研究課題/領域番号 |
21K09753
|
研究種目 |
基盤研究(C)
|
配分区分 | 基金 |
応募区分 | 一般 |
審査区分 |
小区分56060:眼科学関連
|
研究機関 | 慶應義塾大学 |
研究代表者 |
羽藤 晋 慶應義塾大学, 医学部, 特任講師 (70327542)
|
研究期間 (年度) |
2021-04-01 – 2024-03-31
|
キーワード | Semaphorin3A / 樹状細胞 / 角膜神経 / 角膜上皮 / ドライアイ / 抗炎症作用 / 涙腺神経切断 |
研究成果の概要 |
Semaphorin3A(以下Sema3A)は、神経末端の成長や炎症を制御する分子の一つである。

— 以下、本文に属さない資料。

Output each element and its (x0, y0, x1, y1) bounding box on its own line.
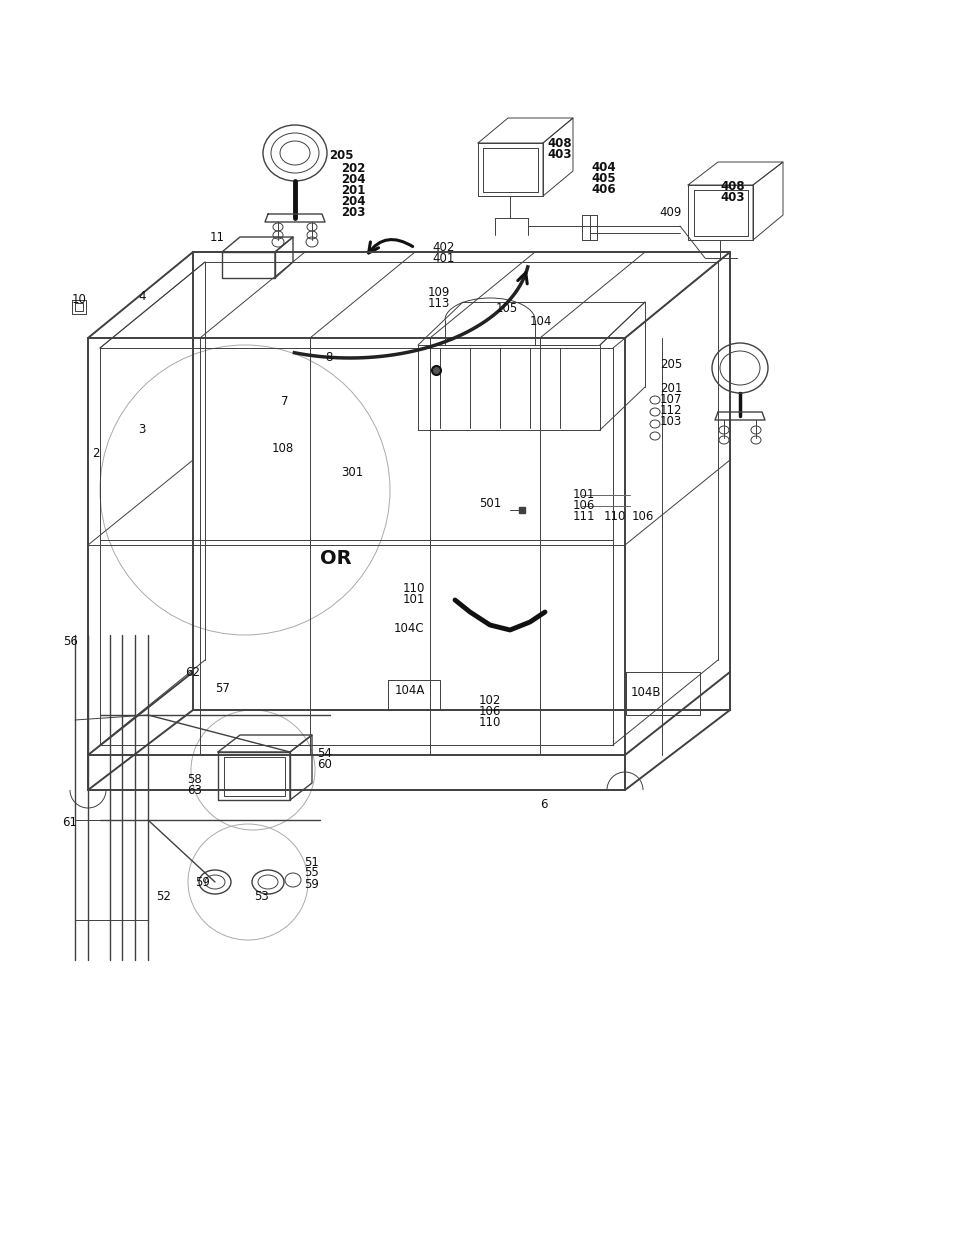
Text: 108: 108 (272, 441, 294, 454)
Text: 54: 54 (316, 746, 332, 760)
Text: 104: 104 (530, 315, 552, 327)
Text: 57: 57 (214, 682, 230, 694)
Text: 403: 403 (546, 147, 571, 161)
Text: 56: 56 (63, 635, 78, 647)
Text: 409: 409 (659, 205, 680, 219)
Text: 102: 102 (478, 694, 501, 706)
Text: 106: 106 (631, 510, 654, 522)
Text: 55: 55 (304, 867, 318, 879)
Text: 59: 59 (194, 876, 210, 888)
Text: 63: 63 (187, 783, 202, 797)
Text: 202: 202 (340, 162, 365, 174)
Text: 101: 101 (402, 593, 425, 605)
Text: 53: 53 (253, 889, 269, 903)
Text: 408: 408 (720, 179, 744, 193)
Text: 106: 106 (478, 704, 501, 718)
Text: 201: 201 (659, 382, 681, 394)
Text: 61: 61 (62, 815, 77, 829)
Text: 501: 501 (478, 496, 500, 510)
Text: 8: 8 (325, 351, 332, 363)
Text: 59: 59 (304, 878, 318, 890)
Text: 204: 204 (340, 194, 365, 207)
FancyArrowPatch shape (368, 240, 413, 253)
Text: 4: 4 (138, 289, 146, 303)
Text: 111: 111 (573, 510, 595, 522)
Text: 110: 110 (603, 510, 626, 522)
Text: 301: 301 (340, 466, 363, 478)
Text: 109: 109 (428, 285, 450, 299)
Text: 110: 110 (478, 715, 501, 729)
Text: 104B: 104B (630, 685, 660, 699)
Text: 105: 105 (496, 301, 517, 315)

角膜の創傷治癒におけるSema3Aの役割を、神経保護と炎症の観点から解明するために、涙腺神経切断モデルマウスを作製し、PBS点眼群、Sema3a阻害剤点眼群、Sham群の3群で、比較検討を実施した。その結果、Sema3A阻害剤による涙液量の回復、角膜上皮傷害の抑制、角膜中心部の樹状細胞の個数と活性化の減少が認められた。また、涙腺の萎縮や線維化の抑制傾向を確認した。 Sema3A阻害剤の樹状細胞への直接的な作用が、抗炎症効果となり、角膜上皮保護および涙液量の回復につながったのではないかと考えられる。
|
自由記述の分野 |
角膜細胞生物学
|
研究成果の学術的意義や社会的意義 |
ドライアイは有病率が高い疾患であるが、現行の涙液成分の補充療法や、ステロイドによる抗炎症療法だけでは治療が不十分な例も多い。 神経末端の成長や炎症を制御するSema3A阻害剤の研究は、角膜の神経損傷や炎症の分子メカニズムを解明し、ドライアイの根本的な原因に直接作用する新たな治療法を提供できる可能性がある。本研究では、Sema3A阻害剤による涙液量の回復や角膜上皮障害の抑制、樹状細胞を介した眼表面炎症の抑制効果の機序を見出すことができた。Sema3A阻害剤が、ステロイドの副作用となる眼圧上昇、易感染性等を伴わない抗炎症剤として実用化できれば、臨床的意義が高い治療選択肢の1つになる可能性がある。